The diagnostic workup of a patient with suspected hypertensive emergency begins with laboratory testing. Complete blood count (CBC), blood smears, renal panels, brain natriuretic peptide (BNP), and troponin are some commonly used tests to evaluate for end-organ dysfunction.
A chest radiograph is usually performed because of its speed and value for evincing acute findings. This test can help identify indications for immediate surgery (e.g. aortic dissection) or planning for inpatient admission.
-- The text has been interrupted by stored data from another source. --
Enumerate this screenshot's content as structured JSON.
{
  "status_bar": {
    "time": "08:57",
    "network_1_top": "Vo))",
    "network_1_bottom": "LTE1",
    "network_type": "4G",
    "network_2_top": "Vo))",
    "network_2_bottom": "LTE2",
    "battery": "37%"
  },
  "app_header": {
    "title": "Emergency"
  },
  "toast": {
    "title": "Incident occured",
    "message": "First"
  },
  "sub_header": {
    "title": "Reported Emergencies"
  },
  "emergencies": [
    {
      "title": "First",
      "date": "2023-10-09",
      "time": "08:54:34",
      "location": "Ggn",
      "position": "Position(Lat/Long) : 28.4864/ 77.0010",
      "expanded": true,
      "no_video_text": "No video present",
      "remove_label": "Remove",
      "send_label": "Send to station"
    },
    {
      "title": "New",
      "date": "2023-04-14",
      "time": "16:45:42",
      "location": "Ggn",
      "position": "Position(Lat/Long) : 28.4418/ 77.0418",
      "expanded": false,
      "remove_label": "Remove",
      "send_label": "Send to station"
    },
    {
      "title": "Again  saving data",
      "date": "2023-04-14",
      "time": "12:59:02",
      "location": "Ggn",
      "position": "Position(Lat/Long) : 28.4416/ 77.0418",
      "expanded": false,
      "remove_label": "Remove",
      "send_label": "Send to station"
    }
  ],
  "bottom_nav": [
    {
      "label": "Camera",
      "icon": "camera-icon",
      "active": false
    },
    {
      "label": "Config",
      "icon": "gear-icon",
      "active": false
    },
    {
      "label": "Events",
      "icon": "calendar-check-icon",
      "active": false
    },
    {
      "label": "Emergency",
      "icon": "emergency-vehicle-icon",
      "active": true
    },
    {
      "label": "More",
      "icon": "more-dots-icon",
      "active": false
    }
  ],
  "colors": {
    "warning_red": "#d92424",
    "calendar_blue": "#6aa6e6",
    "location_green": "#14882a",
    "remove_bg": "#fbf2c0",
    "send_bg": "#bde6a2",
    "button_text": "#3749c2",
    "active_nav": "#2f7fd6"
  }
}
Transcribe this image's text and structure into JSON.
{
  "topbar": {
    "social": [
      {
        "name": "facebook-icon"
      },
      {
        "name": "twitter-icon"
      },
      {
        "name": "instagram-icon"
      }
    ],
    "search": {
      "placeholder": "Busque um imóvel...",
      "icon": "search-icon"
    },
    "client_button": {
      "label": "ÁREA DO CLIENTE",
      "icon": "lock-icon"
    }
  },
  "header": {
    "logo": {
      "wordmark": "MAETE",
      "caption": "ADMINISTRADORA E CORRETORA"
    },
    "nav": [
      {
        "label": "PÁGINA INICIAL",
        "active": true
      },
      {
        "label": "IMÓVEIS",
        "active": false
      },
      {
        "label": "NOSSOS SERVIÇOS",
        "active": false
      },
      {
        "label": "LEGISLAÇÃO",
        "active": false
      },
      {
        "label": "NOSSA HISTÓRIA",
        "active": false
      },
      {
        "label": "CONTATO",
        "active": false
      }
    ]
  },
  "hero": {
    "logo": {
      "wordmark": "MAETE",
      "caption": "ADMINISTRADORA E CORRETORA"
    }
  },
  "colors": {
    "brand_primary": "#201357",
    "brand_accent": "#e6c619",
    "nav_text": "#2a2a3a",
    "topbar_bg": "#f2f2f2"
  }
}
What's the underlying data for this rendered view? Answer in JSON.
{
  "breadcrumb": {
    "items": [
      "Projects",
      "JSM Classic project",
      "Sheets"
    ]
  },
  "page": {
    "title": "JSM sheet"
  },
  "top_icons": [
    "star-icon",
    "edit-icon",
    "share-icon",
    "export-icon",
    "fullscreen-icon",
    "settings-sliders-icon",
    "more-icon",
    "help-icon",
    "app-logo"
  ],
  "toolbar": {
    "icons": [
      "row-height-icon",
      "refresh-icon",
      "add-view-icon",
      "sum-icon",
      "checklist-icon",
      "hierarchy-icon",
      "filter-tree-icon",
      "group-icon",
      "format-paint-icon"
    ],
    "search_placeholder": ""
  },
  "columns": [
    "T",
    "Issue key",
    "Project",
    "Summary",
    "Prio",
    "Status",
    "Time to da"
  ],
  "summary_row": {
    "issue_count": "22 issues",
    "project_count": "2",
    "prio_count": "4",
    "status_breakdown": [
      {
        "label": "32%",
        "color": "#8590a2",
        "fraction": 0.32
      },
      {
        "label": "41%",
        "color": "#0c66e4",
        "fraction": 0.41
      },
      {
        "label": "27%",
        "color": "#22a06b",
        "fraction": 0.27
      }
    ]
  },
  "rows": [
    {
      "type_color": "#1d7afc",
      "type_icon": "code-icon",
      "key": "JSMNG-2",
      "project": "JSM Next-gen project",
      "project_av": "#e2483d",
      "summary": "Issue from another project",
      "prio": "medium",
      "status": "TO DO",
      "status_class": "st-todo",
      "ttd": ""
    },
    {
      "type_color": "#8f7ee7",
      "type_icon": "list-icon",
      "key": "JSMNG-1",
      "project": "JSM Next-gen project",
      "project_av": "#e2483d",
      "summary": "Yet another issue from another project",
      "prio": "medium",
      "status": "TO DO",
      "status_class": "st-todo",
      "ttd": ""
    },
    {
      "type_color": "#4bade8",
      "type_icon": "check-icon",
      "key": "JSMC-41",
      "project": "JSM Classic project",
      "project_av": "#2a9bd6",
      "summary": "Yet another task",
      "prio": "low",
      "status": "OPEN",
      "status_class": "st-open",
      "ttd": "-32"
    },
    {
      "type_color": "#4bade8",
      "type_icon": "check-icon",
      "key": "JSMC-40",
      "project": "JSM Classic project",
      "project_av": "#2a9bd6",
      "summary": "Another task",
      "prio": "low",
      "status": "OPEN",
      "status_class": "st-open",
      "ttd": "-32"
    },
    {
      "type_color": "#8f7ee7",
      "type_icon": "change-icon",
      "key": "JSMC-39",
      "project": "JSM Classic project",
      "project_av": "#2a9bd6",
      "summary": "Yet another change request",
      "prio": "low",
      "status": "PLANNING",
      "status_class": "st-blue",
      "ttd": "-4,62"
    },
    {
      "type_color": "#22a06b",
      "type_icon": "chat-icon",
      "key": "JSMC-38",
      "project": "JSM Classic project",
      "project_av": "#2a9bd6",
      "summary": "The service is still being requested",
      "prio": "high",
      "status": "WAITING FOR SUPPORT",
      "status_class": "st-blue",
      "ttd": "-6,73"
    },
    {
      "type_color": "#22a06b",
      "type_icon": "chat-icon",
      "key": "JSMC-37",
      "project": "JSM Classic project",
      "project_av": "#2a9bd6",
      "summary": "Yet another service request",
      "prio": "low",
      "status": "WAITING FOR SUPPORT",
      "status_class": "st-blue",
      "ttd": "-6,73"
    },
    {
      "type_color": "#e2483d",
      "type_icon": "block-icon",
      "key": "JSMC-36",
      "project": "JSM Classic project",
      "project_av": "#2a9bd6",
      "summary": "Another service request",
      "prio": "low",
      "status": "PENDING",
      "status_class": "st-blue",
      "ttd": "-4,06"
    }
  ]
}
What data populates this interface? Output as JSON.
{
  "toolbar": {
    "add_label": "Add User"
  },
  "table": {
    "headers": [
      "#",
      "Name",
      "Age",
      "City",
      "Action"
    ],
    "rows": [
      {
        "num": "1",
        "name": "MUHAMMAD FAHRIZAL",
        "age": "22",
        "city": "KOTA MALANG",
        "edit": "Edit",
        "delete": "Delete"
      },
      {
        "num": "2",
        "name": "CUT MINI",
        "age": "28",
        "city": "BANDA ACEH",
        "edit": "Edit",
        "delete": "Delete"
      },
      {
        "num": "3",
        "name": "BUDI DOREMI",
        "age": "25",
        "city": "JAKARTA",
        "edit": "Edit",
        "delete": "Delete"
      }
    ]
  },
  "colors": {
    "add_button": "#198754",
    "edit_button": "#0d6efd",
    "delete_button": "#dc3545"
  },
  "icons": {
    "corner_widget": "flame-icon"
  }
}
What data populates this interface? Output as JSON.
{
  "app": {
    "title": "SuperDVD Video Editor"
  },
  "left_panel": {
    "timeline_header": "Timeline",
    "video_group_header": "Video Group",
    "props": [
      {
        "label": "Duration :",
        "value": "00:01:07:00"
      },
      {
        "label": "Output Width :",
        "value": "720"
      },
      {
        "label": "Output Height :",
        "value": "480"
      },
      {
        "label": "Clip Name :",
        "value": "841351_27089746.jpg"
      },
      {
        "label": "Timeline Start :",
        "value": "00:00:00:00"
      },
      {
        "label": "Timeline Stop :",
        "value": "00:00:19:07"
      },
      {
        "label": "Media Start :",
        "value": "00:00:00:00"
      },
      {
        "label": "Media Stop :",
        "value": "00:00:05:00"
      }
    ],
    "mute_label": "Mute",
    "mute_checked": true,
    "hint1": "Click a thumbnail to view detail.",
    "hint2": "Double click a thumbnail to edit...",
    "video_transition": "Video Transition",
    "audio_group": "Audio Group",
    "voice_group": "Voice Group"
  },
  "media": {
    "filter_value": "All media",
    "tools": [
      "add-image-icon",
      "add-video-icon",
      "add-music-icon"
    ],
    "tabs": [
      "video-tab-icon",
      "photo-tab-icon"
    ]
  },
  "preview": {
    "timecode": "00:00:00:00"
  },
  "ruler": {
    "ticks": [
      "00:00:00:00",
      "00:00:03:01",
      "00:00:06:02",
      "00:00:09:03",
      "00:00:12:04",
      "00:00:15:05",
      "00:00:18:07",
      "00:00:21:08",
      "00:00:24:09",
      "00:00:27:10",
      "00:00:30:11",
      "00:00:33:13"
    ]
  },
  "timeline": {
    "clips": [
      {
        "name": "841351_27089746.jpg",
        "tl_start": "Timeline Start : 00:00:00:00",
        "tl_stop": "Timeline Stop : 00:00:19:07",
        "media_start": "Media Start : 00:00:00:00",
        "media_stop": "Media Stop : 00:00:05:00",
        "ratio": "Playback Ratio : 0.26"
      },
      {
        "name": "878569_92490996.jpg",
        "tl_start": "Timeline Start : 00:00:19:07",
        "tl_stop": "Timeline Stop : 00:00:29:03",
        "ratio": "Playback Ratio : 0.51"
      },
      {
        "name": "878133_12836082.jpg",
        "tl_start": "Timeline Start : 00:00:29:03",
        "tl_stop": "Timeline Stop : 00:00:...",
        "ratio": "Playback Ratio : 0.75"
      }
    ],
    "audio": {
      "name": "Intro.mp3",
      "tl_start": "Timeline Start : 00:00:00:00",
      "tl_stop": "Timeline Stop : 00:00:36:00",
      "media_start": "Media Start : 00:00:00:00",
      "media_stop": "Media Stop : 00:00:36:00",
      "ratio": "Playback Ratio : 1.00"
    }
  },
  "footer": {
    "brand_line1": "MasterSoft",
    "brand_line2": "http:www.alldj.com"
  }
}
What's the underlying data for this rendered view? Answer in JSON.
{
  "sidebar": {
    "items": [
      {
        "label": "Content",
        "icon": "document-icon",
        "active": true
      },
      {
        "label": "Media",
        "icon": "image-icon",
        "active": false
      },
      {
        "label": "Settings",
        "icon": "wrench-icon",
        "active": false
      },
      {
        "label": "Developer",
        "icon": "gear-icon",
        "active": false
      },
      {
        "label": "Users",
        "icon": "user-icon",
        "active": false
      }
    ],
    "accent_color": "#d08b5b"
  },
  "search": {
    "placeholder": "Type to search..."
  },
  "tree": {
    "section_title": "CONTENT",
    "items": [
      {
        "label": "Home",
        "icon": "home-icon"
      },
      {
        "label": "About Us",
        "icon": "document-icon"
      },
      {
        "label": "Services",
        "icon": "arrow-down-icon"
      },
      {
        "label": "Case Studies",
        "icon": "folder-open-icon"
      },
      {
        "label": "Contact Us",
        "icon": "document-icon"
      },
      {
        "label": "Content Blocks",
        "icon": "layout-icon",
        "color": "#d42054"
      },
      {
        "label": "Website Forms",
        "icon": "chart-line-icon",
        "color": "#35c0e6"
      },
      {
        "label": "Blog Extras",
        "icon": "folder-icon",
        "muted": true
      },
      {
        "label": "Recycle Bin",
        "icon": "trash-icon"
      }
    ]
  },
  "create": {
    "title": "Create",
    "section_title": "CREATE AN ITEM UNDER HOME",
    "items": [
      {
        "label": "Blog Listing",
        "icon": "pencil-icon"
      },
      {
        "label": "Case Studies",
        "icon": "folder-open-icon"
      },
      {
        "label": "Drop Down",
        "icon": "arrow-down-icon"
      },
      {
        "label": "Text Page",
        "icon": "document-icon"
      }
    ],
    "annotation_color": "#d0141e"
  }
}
After initial measures to stabilize the patient, vital signs, arterial blood pressure, urine output, and ABCs should be monitored. During the first hour of admission, intravenous antihypertensive agents can be used to lower blood pressure. However, blood pressure should be lowered no more than 25% in the first hour to avoid hypoperfusion of organs such as the brain, heart, and kidneys. In the next 2 to 6 hours the goal of management is to reduce the blood pressure to 160/100. Baseline blood pressure should be reached over the first 48 hours of admission.
Intravenous medications for the treatment of hypertensive emergency are varied and must be chosen carefully. Sodium nitroprusside is commonly used, but carries a risk of cyanide toxicity. Levels should be monitored, and the initial bolus must not be too large. The underlying cause of the patient's hypertension can be used to guide treatment. For example, aortic dissection can be managed with esmolol or labetalol. These drugs can also be used for acute coronary syndrome. In cases of acute renal failure, clevidipine or nicardipine is first line.
Patients with hypertensive emergency require continuous vital sign monitoring. Remember to check for signs of volume depletion and administer IV fluids if needed.